Even Wing Kirby had to admit that he felt cold beads of sweat forming on his forehead in spite of the cooling mountain air that was all around him when his mind managed to telepathically translate the words behind Dyna Blade's angered cry. While Fumu and Bun were only able to make out a simple "Kehhhh!", Kirby was able to hear every last piercing word behind her sinister screech.

"This is for my hatchling! You will pay the ultimate price for your betrayal, treasonous little Star Warrior! I, Dyna Blade, swear that I will slice you in half… right where you stand!"


Author's Note:

Surprise! Did you really think that Dyna Blade would be a straightforward fight? Well, if you've managed to read this far and still haven't figured out my writing style by this point, then this is where I tell you that you'd be dead wrong.
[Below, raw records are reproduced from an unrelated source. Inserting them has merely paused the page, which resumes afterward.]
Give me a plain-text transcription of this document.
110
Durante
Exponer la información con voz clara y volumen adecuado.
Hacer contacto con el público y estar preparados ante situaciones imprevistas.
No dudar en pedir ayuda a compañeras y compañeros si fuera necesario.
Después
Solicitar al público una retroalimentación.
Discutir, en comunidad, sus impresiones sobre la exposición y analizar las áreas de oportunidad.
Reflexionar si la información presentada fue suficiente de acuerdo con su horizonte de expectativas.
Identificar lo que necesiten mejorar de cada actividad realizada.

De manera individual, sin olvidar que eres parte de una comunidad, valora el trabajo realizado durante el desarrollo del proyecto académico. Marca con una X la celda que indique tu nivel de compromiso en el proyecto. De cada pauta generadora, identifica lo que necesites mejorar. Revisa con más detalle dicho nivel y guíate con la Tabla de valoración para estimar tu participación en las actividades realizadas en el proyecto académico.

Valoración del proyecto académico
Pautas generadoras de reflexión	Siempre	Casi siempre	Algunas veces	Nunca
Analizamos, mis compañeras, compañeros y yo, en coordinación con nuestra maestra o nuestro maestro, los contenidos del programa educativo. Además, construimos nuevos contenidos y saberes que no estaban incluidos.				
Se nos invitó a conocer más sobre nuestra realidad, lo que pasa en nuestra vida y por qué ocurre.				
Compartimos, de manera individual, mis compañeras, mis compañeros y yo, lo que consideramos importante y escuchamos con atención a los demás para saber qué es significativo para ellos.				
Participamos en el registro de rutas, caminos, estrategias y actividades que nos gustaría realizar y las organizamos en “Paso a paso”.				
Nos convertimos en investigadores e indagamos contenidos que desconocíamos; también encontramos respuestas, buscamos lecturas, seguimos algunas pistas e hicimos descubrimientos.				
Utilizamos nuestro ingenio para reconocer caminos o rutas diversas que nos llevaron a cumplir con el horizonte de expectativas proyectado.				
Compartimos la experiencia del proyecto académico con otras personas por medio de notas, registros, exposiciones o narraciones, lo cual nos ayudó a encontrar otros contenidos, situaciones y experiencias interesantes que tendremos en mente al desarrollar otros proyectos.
Confused by the conclusion? Well, you probably should be, especially since the cryptic words that Dyna Blade says to animeverse Kirby seemingly contradicts the timeline that I'd just established three chapters ago… but there is a reason for that. Besides, Dyna Blade's a severely underrated and underutilized boss in Kirby Super Star, so in this fic I'm going to be giving her the tender love that she deserves.

We've also hit a double-digit number of chapters, so here's a pretty big whammy of a chapter. There's a whole load of stuff here in this chapter that advances the plot, so I hope you enjoy it!

Before anyone asks, Adeleine and Ribbon are gameverse. I mean, it's blatantly obvious, but still. As I've said, Dream Friends from Wave 2 onwards didn't participate in the Star Allies main campaign in this fic. Regardless, I don't think I'd be writing animeverse versions of gameverse characters if they don't actually exist in the show, else I'd go insane.

So, yep… after ten chapters we finally have a name! Carby is the name that I've decided to give to anime!Kirby so as to make differentiating between the two Kirbies easier in-narrative. Although I gave a different reason for game!Kirby naming his counterpart that in the story, the real reason I gave this name to anime!Kirby is because Kirby's name is pronounced Kaa-bii in Japanese. Also, not to spoil anything, but while gameverse!Kirby will refer to his alternate counterpart by this name, it doesn't mean that everyone will…

Thank you all for the support you've rendered in the last chapter, especially on FFN when the site broke a couple hours before I updated which caused the story to not bump up to the front page for about twenty hours or so. I appreciate all your reviews and love hearing your thoughts on how the story is progressing! After all, I'm pretty much in it for the long haul!